LDHA overexpression in the dmPFC alleviates depressive-like behaviors in social-defeated mice
To determine whether LDHA overexpression in the dmPFC is sufficient to increase neuronal excitability and alleviate depressive-like phenotypes of social-defeated mice, we injected AAVs expressing LDHA (refer to as LDHA-OE virus) or eGFP into the dmPFC of Sus and Res mice (Fig. 5a, b). Three weeks later, we observed that the LDHA levels in the dmPFC of Sus mice injected with LDHA-OE virus (Refer to as Sus+LDHA-OE mice) were increased compared with those in Sus mice injected with eGFP virus (Refer to as Sus+eGFP mice) and were similar to those in Res mice injected with eGFP virus (Refer to as Res+eGFP mice). There was no difference in LDHB level among these mice (Fig. 5c–e). Consistently, the levels of L-lactate were also elevated in Sus+LDHA-OE mice compared with Sus+eGFP mice (Fig. 5f). Electrophysiological results indicated that LDHA overexpression increased the firing frequencies of dmPFC neurons in Sus+LDHA-OE mice, to a level comparable to Res+eGFP mice (Fig. 5g). Behaviorally, LDHA overexpression profoundly reduced the duration of immobility in the FST and increased the ratio of sucrose preference in the SPT (Fig. 5h, i). These results indicate that LDHA overexpression in the dmPFC is sufficient to restore L-lactate homeostasis, increase neuronal excitability, and reduce depressive-like phenotypes.
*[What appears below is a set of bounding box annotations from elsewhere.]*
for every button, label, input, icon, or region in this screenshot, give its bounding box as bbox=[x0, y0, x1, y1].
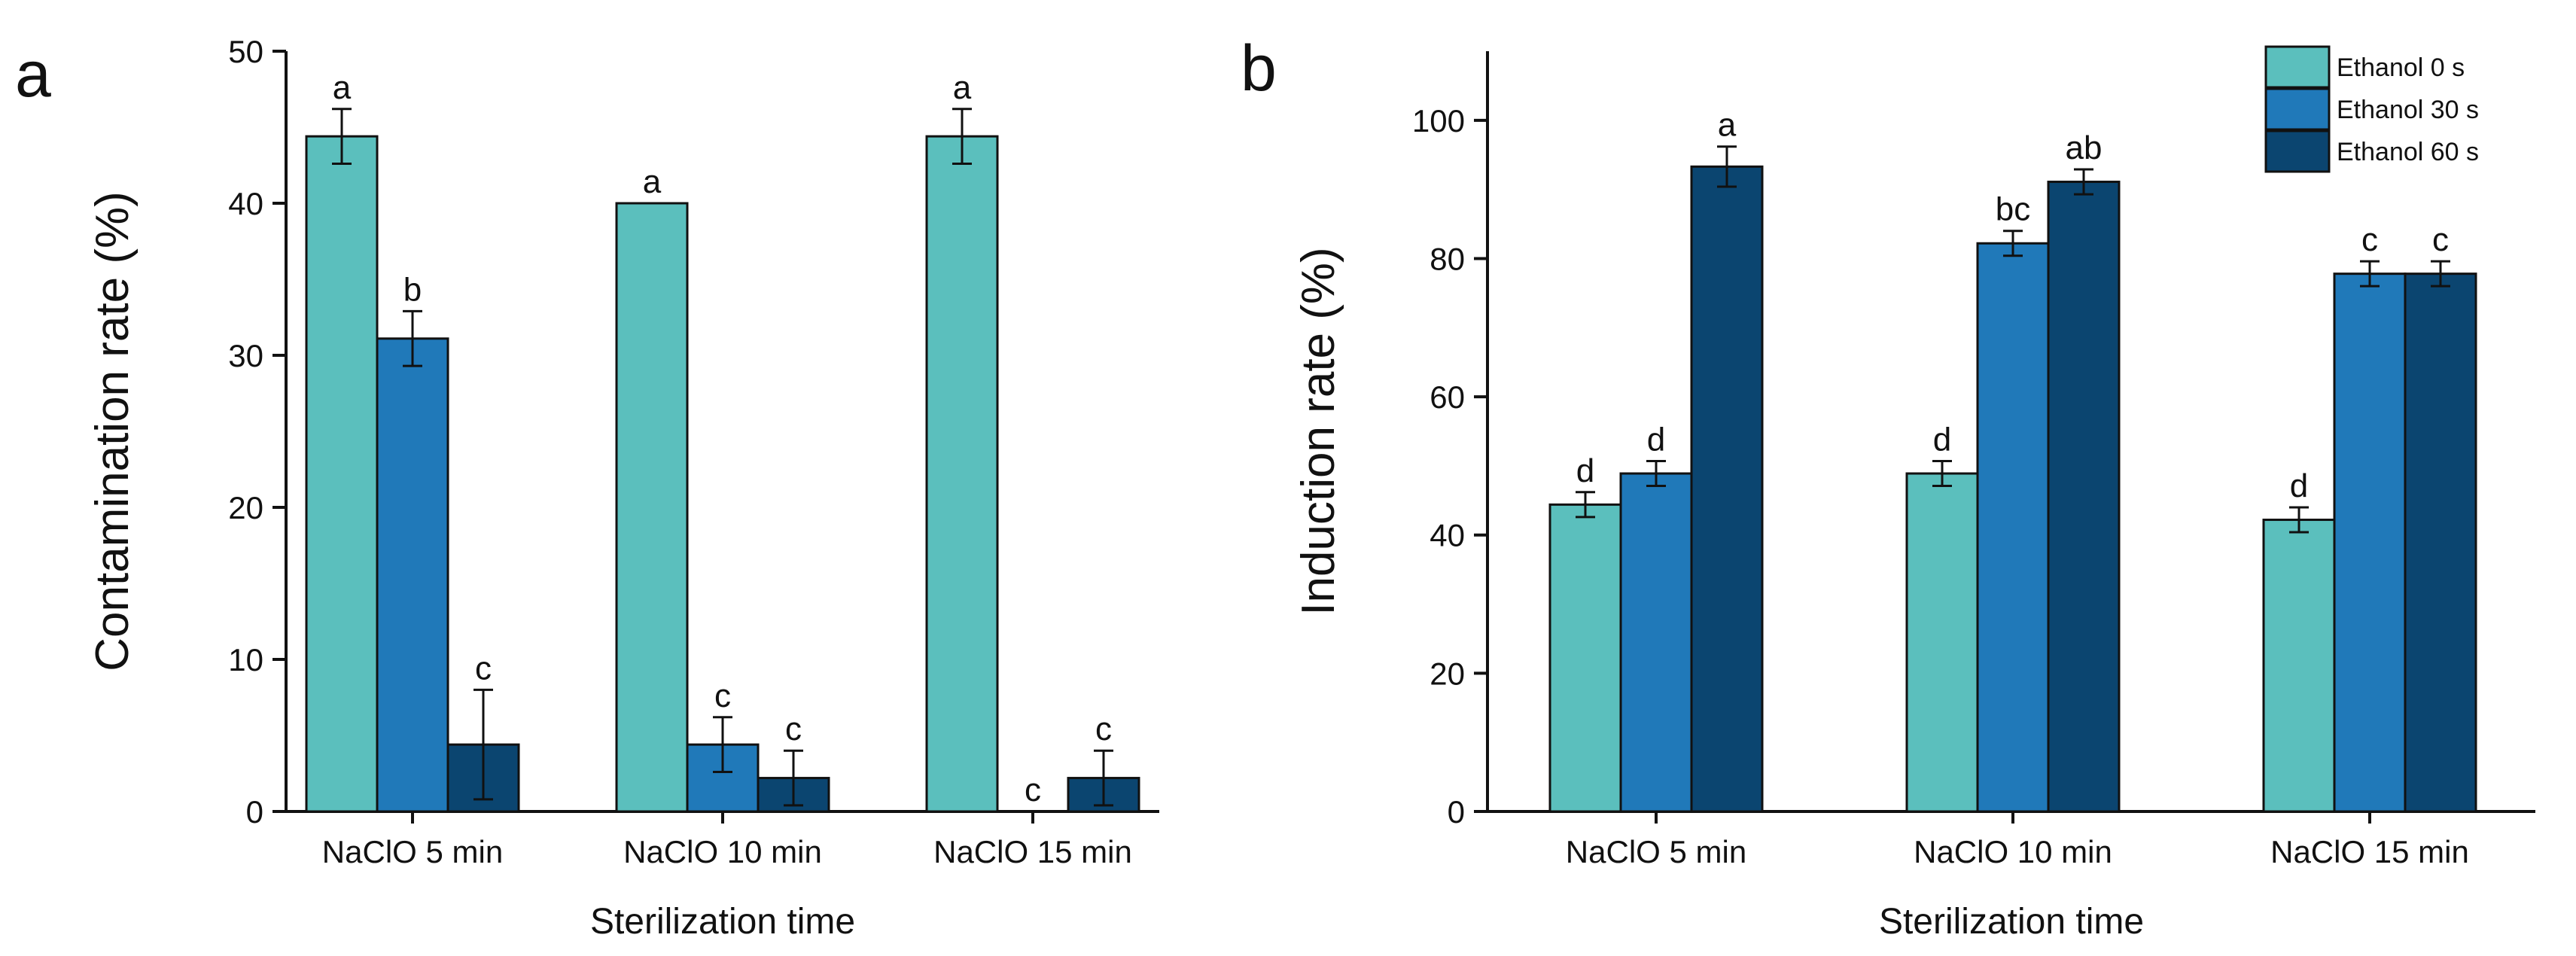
x-tick-label: NaClO 15 min bbox=[933, 834, 1132, 869]
panel-a-x-axis-title: Sterilization time bbox=[590, 902, 855, 942]
panel-b-x-axis-title: Sterilization time bbox=[1879, 902, 2144, 942]
y-tick-label: 0 bbox=[1448, 794, 1465, 830]
panel-b-y-ticks: 0 20 40 60 80 100 bbox=[1412, 103, 1487, 830]
x-tick-label: NaClO 10 min bbox=[623, 834, 822, 869]
legend-swatch-icon bbox=[2264, 45, 2331, 89]
panel-b-x-ticks: NaClO 5 min NaClO 10 min NaClO 15 min bbox=[1566, 811, 2469, 869]
legend: Ethanol 0 s Ethanol 30 s Ethanol 60 s bbox=[2264, 45, 2479, 173]
bar-a-0-1 bbox=[376, 337, 449, 813]
legend-label-1: Ethanol 30 s bbox=[2337, 96, 2479, 124]
panel-a-y-ticks: 0 10 20 30 40 50 bbox=[228, 34, 286, 830]
y-tick-label: 40 bbox=[1430, 518, 1465, 553]
bar-b-2-0 bbox=[2262, 519, 2336, 813]
panel-a-y-axis-title: Contamination rate (%) bbox=[87, 191, 139, 671]
y-tick-label: 20 bbox=[1430, 656, 1465, 691]
x-tick-label: NaClO 10 min bbox=[1914, 834, 2112, 869]
y-tick-label: 0 bbox=[246, 794, 263, 830]
significance-label: a bbox=[953, 69, 972, 106]
y-tick-label: 60 bbox=[1430, 379, 1465, 415]
bar-b-0-1 bbox=[1619, 472, 1693, 813]
bar-b-2-1 bbox=[2333, 272, 2407, 813]
y-tick-label: 40 bbox=[228, 186, 263, 221]
significance-label: d bbox=[1647, 421, 1665, 458]
bar-a-1-0 bbox=[615, 202, 689, 813]
legend-swatch-icon bbox=[2264, 87, 2331, 131]
bar-b-1-0 bbox=[1905, 472, 1979, 813]
significance-label: d bbox=[1576, 452, 1594, 489]
significance-label: c bbox=[475, 650, 492, 687]
panel-a-x-ticks: NaClO 5 min NaClO 10 min NaClO 15 min bbox=[322, 811, 1132, 869]
panel-a-bars: a b c a c c a c c bbox=[305, 69, 1140, 813]
significance-label: d bbox=[1933, 421, 1951, 458]
bar-b-1-2 bbox=[2047, 181, 2121, 813]
significance-label: c bbox=[2432, 221, 2449, 258]
bar-a-2-0 bbox=[925, 135, 999, 813]
panel-letter-b: b bbox=[1241, 32, 1277, 105]
significance-label: c bbox=[1025, 772, 1041, 808]
y-tick-label: 50 bbox=[228, 34, 263, 69]
y-tick-label: 30 bbox=[228, 338, 263, 373]
y-tick-label: 10 bbox=[228, 642, 263, 677]
significance-label: a bbox=[333, 69, 352, 106]
legend-swatch-icon bbox=[2264, 129, 2331, 173]
y-tick-label: 100 bbox=[1412, 103, 1465, 139]
significance-label: c bbox=[785, 711, 802, 747]
bar-a-0-0 bbox=[305, 135, 379, 813]
significance-label: c bbox=[714, 677, 731, 714]
bar-b-1-1 bbox=[1976, 242, 2050, 813]
significance-label: a bbox=[643, 163, 662, 200]
x-tick-label: NaClO 5 min bbox=[322, 834, 503, 869]
significance-label: ab bbox=[2066, 129, 2103, 166]
y-tick-label: 20 bbox=[228, 490, 263, 525]
significance-label: bc bbox=[1996, 191, 2030, 228]
y-tick-label: 80 bbox=[1430, 241, 1465, 276]
significance-label: b bbox=[403, 271, 422, 308]
x-tick-label: NaClO 5 min bbox=[1566, 834, 1746, 869]
legend-label-0: Ethanol 0 s bbox=[2337, 53, 2465, 82]
significance-label: a bbox=[1718, 107, 1737, 144]
panel-letter-a: a bbox=[15, 38, 51, 111]
panel-b-y-axis-title: Induction rate (%) bbox=[1293, 247, 1344, 615]
bar-b-0-2 bbox=[1690, 165, 1764, 813]
significance-label: c bbox=[2361, 221, 2378, 258]
x-tick-label: NaClO 15 min bbox=[2270, 834, 2469, 869]
significance-label: d bbox=[2290, 467, 2308, 504]
significance-label: c bbox=[1095, 711, 1112, 747]
bar-b-2-2 bbox=[2404, 272, 2477, 813]
legend-label-2: Ethanol 60 s bbox=[2337, 138, 2479, 166]
bar-b-0-0 bbox=[1548, 503, 1622, 813]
a Experimental time scheme. SIT social interaction test. b Illustration of viral injections. Solid arrows, GFP+ and S100β+; hollow arrows, GFP+ and NeuN+. Scale bars: 200 µm, 50 µm. c–e Representative Western blot images (c) and quantification (d, e). n = 4 mice per group. One-way ANOVA followed by Tukey’s post hoc test. for LDHA, F(2,9) = 8.304, p = 0.009. Sus+eGFP vs Res+eGFP, p = 0.009; Sus+LDHA-OE vs Sus+eGFP, p = 0.0392; Sus+LDHA-OE vs Res+eGFP, p = 0.6171. For LDHB, F(2,9) = 0.102, p = 0.9041. f Restored L-lactate levels. n = 6 mice per group. One-way ANOVA followed by Tukey’s post hoc test. F(2,15) = 6.191, p = 0.011. Sus+eGFP vs Res+eGFP, p = 0.0415; Sus+LDHA-OE vs Sus+eGFP, p = 0.0125. g Restored neuronal excitability. Left, representative firing traces. Scale bars: 0.2 s, 20 mV. Right, quantitative data. n = 15, 15, 16 neurons from 4 Res+eGFP, 4 Sus+eGFP, 4 Sus+LDHA-OE mice, respectively. Two-way ANOVA, for Sus+LDHA-OE vs Sus+eGFP, gene effect, F(1,203) = 26.68, p = 0.0000; for Sus+LDHA-OE vs Res+eGFP, gene effect, F(1,203) = 0.7911, p = 0.3748. h, i Reversed immobility duration (h) and sucrose preference (i). n = 11 mice per group. One-way ANOVA followed by Tukey’s post hoc test. For FST, F(2,30) = 7.3, p = 0.0026. Sus+eGFP vs Res+eGFP, p = 0.0033; Sus+LDHA-OE vs Sus+eGFP, p = 0.0166. For SPT, F(2,23) = 6.863, p = 0.0035. Sus+eGFP vs Res+eGFP, p = 0.0041; Sus+LDHA-OE vs Sus+eGFP, p = 0.0233. j Experimental time scheme. k, l Reversed immobility duration (k) and sucrose preference (l). n = 10 mice per group. One-way ANOVA followed by Tukey’s post hoc test. For FST, F(2,27) = 5.748, p = 0.0083. Sus+vehicle vs Res+vehicle, p = 0.0332; Sus+L-lactate vs Sus+vehicle, p = 0.0108. For SPT, F(2,27) = 7.805, p = 0.0021. Sus+vehicle vs Res+vehicle, p = 0.0049; Sus+L-lactate vs Sus+vehicle, p = 0.0062. Data were shown as mean ± SEM. *p < 0.05, **p < 0.01, ***p < 0.001; ns, no significant difference. Source data are provided as a Source Data file.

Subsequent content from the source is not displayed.